Simon Kennedy and Kevin Carmichael/Bloomberg
Finance ministers from the Group of Seven industrial nations may use their meeting on 13 April to mount a defence of free trade against what the International Monetary Fund this week called the “serious danger” posed by protectionism.
In a bid to narrow the trade imbalances fanning the protectionist push, the G-7 will press the IMF to accelerate its crackdown on currency manipulation. The officials will also deliver another push to restart struggling global trade talks.
“There is a sense of unease in many of the developed countries” about trade, said Tim Adams, the U.S. Treasury undersecretary for international affairs, in a press briefing in Washington on 12 April. “We need to do a better job of telling the story of the benefits of free trade.”
The gathering in Washington comes as U.S. legislators pursue at least five bills aimed at slowing imports from China that contributed to a record trade gap last year. In Europe, French presidential front-runner Nicolas Sarkozy has called unrestricted free trade a “policy of naivety,” promising further insulation for French companies if elected.
American legislators are debating bills including one that allows companies to petition for sanctions against nations that manipulate their currencies. Another proposal permits duties on imports from China to compensate for government subsidies.
Treasury Secretary Henry Paulson, hosting today’s meeting, said in a 1 March speech on trade that there is a “worrisome” trend toward protectionism among both Republicans and Democrats.
Even as finance ministers extol the virtues of free trade, their governments have recently resorted to some forms of protectionism to fend off criticisms from electorates. Since the G-7’s last meeting in February, the U.S. imposed tariffs on China, reversing two decades of trade practices.
“It’s very important to get out there and make a strong statement about the importance of trade,” said John Taylor, Adams’s predecessor at the Treasury and now a professor of economics at Stanford University‘. “We fail on this and it’s going to fuel protectionist sentiments.”
The G-7 ministers may try to quell such worries as they gather today with central bank governors at the U.S. Treasury, before the semiannual meetings of the IMF and World Bank 14-15 April. They are scheduled to release a statement on the economic outlook and speak with reporters at about 7 p.m. in Washington.
A five-year push to reduce trade barriers, known as the Doha round of World Trade Organization negotiations, is struggling as governments seek to defend domestic interests. The talks stalled after the European Union, Japan and India rebuffed U.S. demands for further tariff reductions on farm goods and the Bush administration refused to make deeper cuts in subsidies.
Europe, the U.S. and Japan must go the “extra mile” to rejuvenate stalled global trade talks, IMF Managing Director Rodrigo de Rato told reporters in Washington yesterday.
The World Bank has reduced its estimate of the benefits to the global economy from securing a trade deal to $96 billion a year, from the $800 billion it forecast when the talks began.

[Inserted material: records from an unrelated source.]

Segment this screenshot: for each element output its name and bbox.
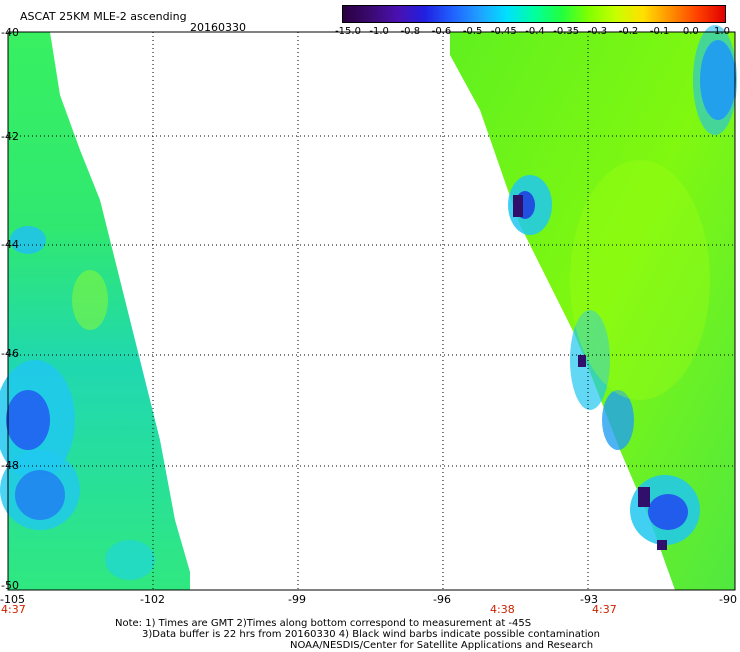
lon-label: -102	[140, 593, 165, 606]
note-line-1: Note: 1) Times are GMT 2)Times along bot…	[115, 618, 532, 629]
time-label: 4:37	[1, 603, 26, 616]
lat-label: -40	[1, 26, 19, 39]
lon-label: -96	[433, 593, 451, 606]
colorbar-tick-label: -0.5	[462, 26, 483, 37]
colorbar	[342, 5, 726, 23]
note-line-2: 3)Data buffer is 22 hrs from 20160330 4)…	[142, 629, 600, 640]
lat-label: -44	[1, 238, 19, 251]
lat-label: -42	[1, 130, 19, 143]
map-title: ASCAT 25KM MLE-2 ascending	[20, 10, 187, 23]
lon-label: -105	[0, 593, 25, 606]
map-date: 20160330	[190, 21, 246, 34]
lon-label: -99	[288, 593, 306, 606]
colorbar-tick-label: -1.0	[369, 26, 389, 37]
axes-frame	[7, 31, 736, 591]
lat-label: -46	[1, 347, 19, 360]
colorbar-tick-label: 1.0	[714, 26, 730, 37]
colorbar-tick-label: -0.45	[490, 26, 517, 37]
note-line-3: NOAA/NESDIS/Center for Satellite Applica…	[290, 640, 594, 651]
grid	[8, 32, 735, 590]
colorbar-tick-label: -0.8	[400, 26, 421, 37]
lon-label: -93	[580, 593, 598, 606]
colorbar-tick-label: -0.4	[525, 26, 545, 37]
left-swath	[0, 32, 190, 590]
lat-label: -48	[1, 459, 19, 472]
colorbar-tick-label: -0.1	[649, 26, 670, 37]
right-swath	[450, 25, 737, 590]
colorbar-tick-label: -0.35	[553, 26, 580, 37]
time-label: 4:37	[592, 603, 617, 616]
lat-label: -50	[1, 579, 19, 592]
lon-label: -90	[719, 593, 737, 606]
colorbar-tick-label: -0.6	[431, 26, 452, 37]
colorbar-tick-label: 0.0	[682, 26, 699, 37]
time-label: 4:38	[490, 603, 515, 616]
colorbar-tick-label: -0.2	[618, 26, 639, 37]
colorbar-tick-label: -15.0	[335, 26, 361, 37]
colorbar-tick-label: -0.3	[587, 26, 608, 37]
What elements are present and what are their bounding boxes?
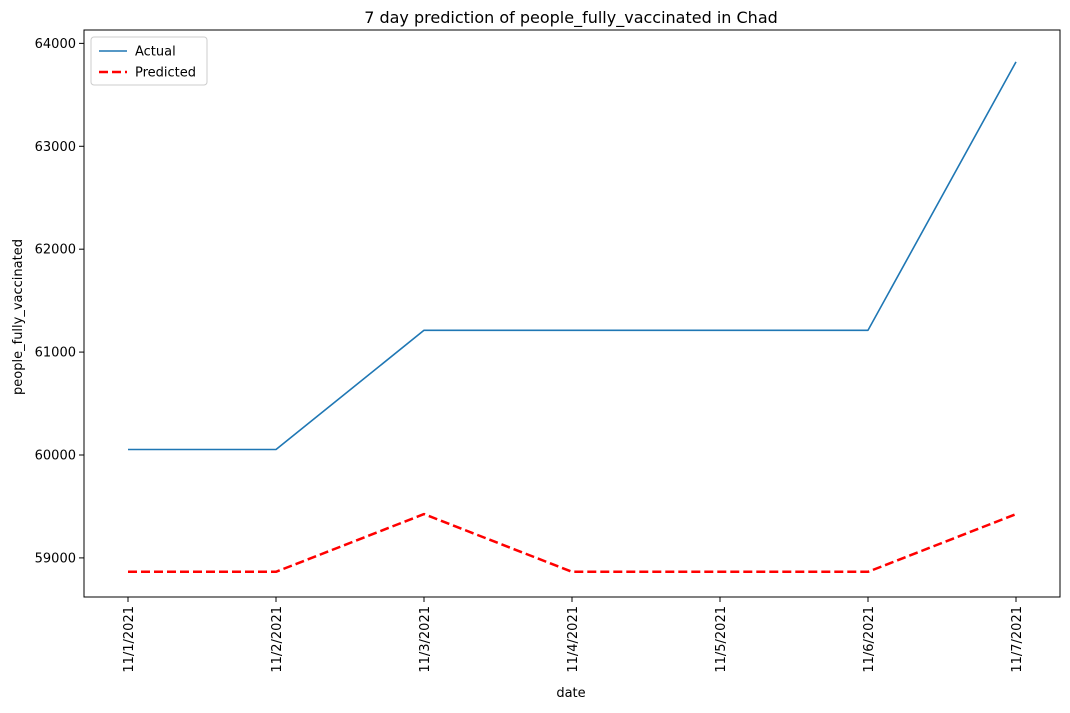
x-tick-label: 11/1/2021 xyxy=(122,606,137,673)
x-tick-label: 11/3/2021 xyxy=(418,606,433,673)
series-layer xyxy=(128,61,1017,574)
y-tick-label: 59000 xyxy=(35,551,76,566)
y-tick-label: 61000 xyxy=(35,346,76,361)
chart-title: 7 day prediction of people_fully_vaccina… xyxy=(364,8,778,28)
y-tick-label: 64000 xyxy=(35,37,76,52)
y-tick-label: 60000 xyxy=(35,448,76,463)
x-tick-label: 11/6/2021 xyxy=(862,606,877,673)
y-tick-label: 63000 xyxy=(35,140,76,155)
plot-frame xyxy=(83,29,1061,598)
x-tick-label: 11/4/2021 xyxy=(566,606,581,673)
y-ticks: 59000 60000 61000 62000 63000 64000 xyxy=(35,37,84,566)
x-tick-label: 11/7/2021 xyxy=(1010,606,1025,673)
legend: Actual Predicted xyxy=(90,36,208,86)
legend-label: Actual xyxy=(135,45,176,60)
x-ticks: 11/1/2021 11/2/2021 11/3/2021 11/4/2021 11/5… xyxy=(122,597,1025,673)
y-tick-label: 62000 xyxy=(35,243,76,258)
series-line-predicted xyxy=(128,512,1017,574)
legend-label: Predicted xyxy=(135,66,196,81)
y-axis-label-group: people_fully_vaccinated xyxy=(11,239,26,395)
x-tick-label: 11/5/2021 xyxy=(714,606,729,673)
x-tick-label: 11/2/2021 xyxy=(270,606,285,673)
series-line-actual xyxy=(128,61,1017,451)
y-axis-label: people_fully_vaccinated xyxy=(11,239,26,395)
x-axis-label: date xyxy=(556,686,585,701)
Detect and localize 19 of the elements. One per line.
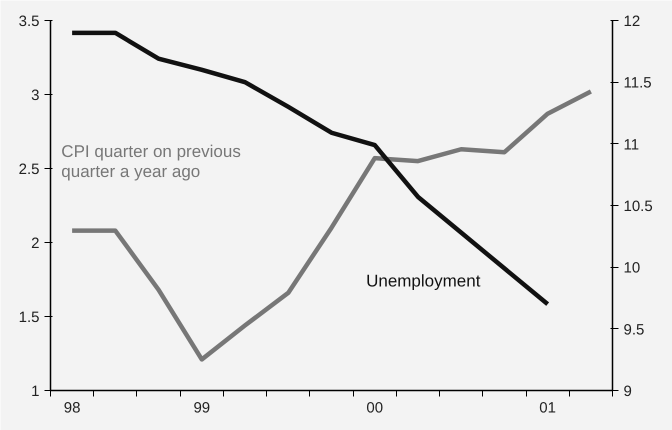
text: CPI quarter on previous quarter a year ago (61, 142, 241, 182)
y-tick-label: 1 (31, 383, 40, 400)
y-tick-label: 3.5 (18, 13, 40, 30)
x-tick-label: 00 (366, 400, 384, 416)
y2-tick-label: 9.5 (624, 321, 644, 338)
y2-tick-label: 11.5 (624, 74, 652, 92)
y2-tick-label: 10.5 (624, 198, 653, 215)
y2-tick-label: 10 (624, 260, 640, 277)
y-tick-label: 3 (31, 87, 40, 104)
y-tick-label: 2 (31, 235, 40, 252)
x-tick-label: 01 (539, 400, 556, 416)
x-tick-label: 99 (193, 400, 210, 416)
y2-tick-label: 12 (624, 13, 640, 30)
x-tick-label: 98 (64, 400, 80, 416)
y-tick-label: 2.5 (18, 161, 40, 178)
y2-tick-label: 9 (624, 383, 632, 400)
y2-tick-label: 11 (624, 136, 640, 154)
y-tick-label: 1.5 (18, 309, 40, 326)
series-label: Unemployment (366, 272, 481, 291)
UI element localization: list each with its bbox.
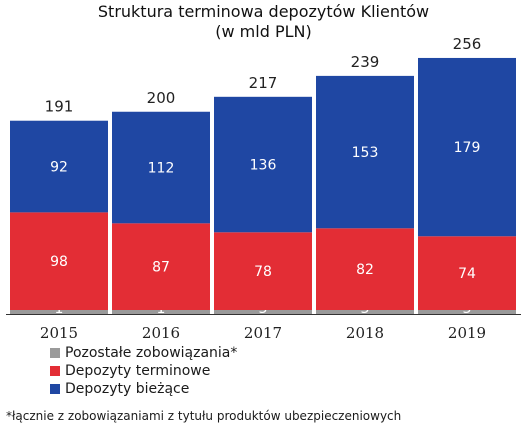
legend-item-other: Pozostałe zobowiązania*	[50, 344, 237, 362]
legend-item-term-deposits: Depozyty terminowe	[50, 362, 237, 380]
bar-segment-2015-2	[10, 120, 108, 213]
bar-segment-2016-2	[112, 111, 210, 224]
legend-label-other: Pozostałe zobowiązania*	[65, 345, 238, 361]
data-label-2017-1: 78	[254, 264, 272, 280]
data-label-2015-1: 98	[50, 254, 68, 270]
total-label-2018: 239	[351, 53, 380, 71]
bar-segment-2015-1	[10, 212, 108, 310]
data-label-2015-2: 92	[50, 160, 68, 176]
bar-segment-2018-2	[316, 75, 414, 229]
legend-swatch-current-deposits	[50, 384, 60, 394]
legend-swatch-other	[50, 348, 60, 358]
data-label-2018-2: 153	[352, 145, 379, 161]
total-label-2019: 256	[453, 35, 482, 53]
bar-segment-2019-0	[418, 310, 516, 314]
total-label-2016: 200	[147, 89, 176, 107]
legend-item-current-deposits: Depozyty bieżące	[50, 380, 237, 398]
chart-subtitle: (w mld PLN)	[215, 22, 312, 41]
bar-segment-2019-2	[418, 57, 516, 237]
footnote: *łącznie z zobowiązaniami z tytułu produ…	[6, 409, 402, 423]
x-tick-label-2018: 2018	[346, 324, 384, 342]
x-tick-label-2019: 2019	[448, 324, 486, 342]
chart-title-line: Struktura terminowa depozytów Klientów	[97, 2, 430, 21]
data-label-2016-2: 112	[148, 161, 175, 177]
bar-segment-2015-0	[10, 310, 108, 314]
data-label-2019-1: 74	[458, 266, 476, 282]
legend-swatch-term-deposits	[50, 366, 60, 376]
legend-label-current-deposits: Depozyty bieżące	[65, 381, 190, 397]
total-label-2017: 217	[249, 74, 278, 92]
data-label-2019-2: 179	[454, 140, 481, 156]
bar-segment-2017-0	[214, 310, 312, 314]
legend: Pozostałe zobowiązania* Depozyty termino…	[50, 344, 237, 398]
chart-title: Struktura terminowa depozytów Klientów (…	[0, 2, 527, 42]
bar-segment-2019-1	[418, 236, 516, 310]
data-label-2018-1: 82	[356, 262, 374, 278]
data-label-2016-1: 87	[152, 260, 170, 276]
bar-segment-2017-2	[214, 96, 312, 233]
bar-segment-2016-0	[112, 310, 210, 314]
x-tick-label-2017: 2017	[244, 324, 282, 342]
x-tick-label-2016: 2016	[142, 324, 180, 342]
legend-label-term-deposits: Depozyty terminowe	[65, 363, 211, 379]
bar-segment-2018-1	[316, 228, 414, 310]
bar-segment-2017-1	[214, 232, 312, 310]
x-tick-label-2015: 2015	[40, 324, 78, 342]
total-label-2015: 191	[45, 98, 74, 116]
bar-segment-2018-0	[316, 310, 414, 314]
bar-segment-2016-1	[112, 223, 210, 310]
data-label-2017-2: 136	[250, 158, 277, 174]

That is because negotiators have scaled back their ambitions to find a compromise.
Concern about the risk of escalating trade spats jumped after the U.S. Commerce Department raised duties on Chinese glossy paper, alleging illegal subsidies. The decision opens the way for textile producers, steel companies and other manufacturers to seek similar protections. Two weeks later, the U.S. filed two complaints at the WTO alleging Chinese piracy of copyrighted movies, music, software and books.
Refusing to rule out retaliation, China warned the moves would “seriously damage” bilateral cooperation and business ties. Chinese finance ministry and central bank officials will attend tomorrow’s G-7 dinner as well as the IMF and World Bank meetings. People’s Bank of China Governor Zhou Xiaochuan and Finance Minister Jin Renqing are skipping the gatherings because of last-minute government meetings, spokesmen said this week.
“I see creeping protectionism in the industrialized countries and find that extremely worrisome,” said former U.S. Trade Representative Carla Hills.Much of U.S. lawmakers’ frustration revolves around the value of China’s currency, which they say the government manages to aid exporters. The American deficit with China widened 15% to a record $232.5 billion in 2006. Europeans are also increasingly concerned after the euro-area’s trade gap with China expanded 20% to 89.7 billion euros ($121 billion).
One hurdle is that the IMF has yet to deliver on a yearlong effort to increase surveillance of global exchange rates, with the goal of reducing trade imbalances. The fund was charged to work on the initiative with the U.S., euro region, Japan, Saudi Arabia and China.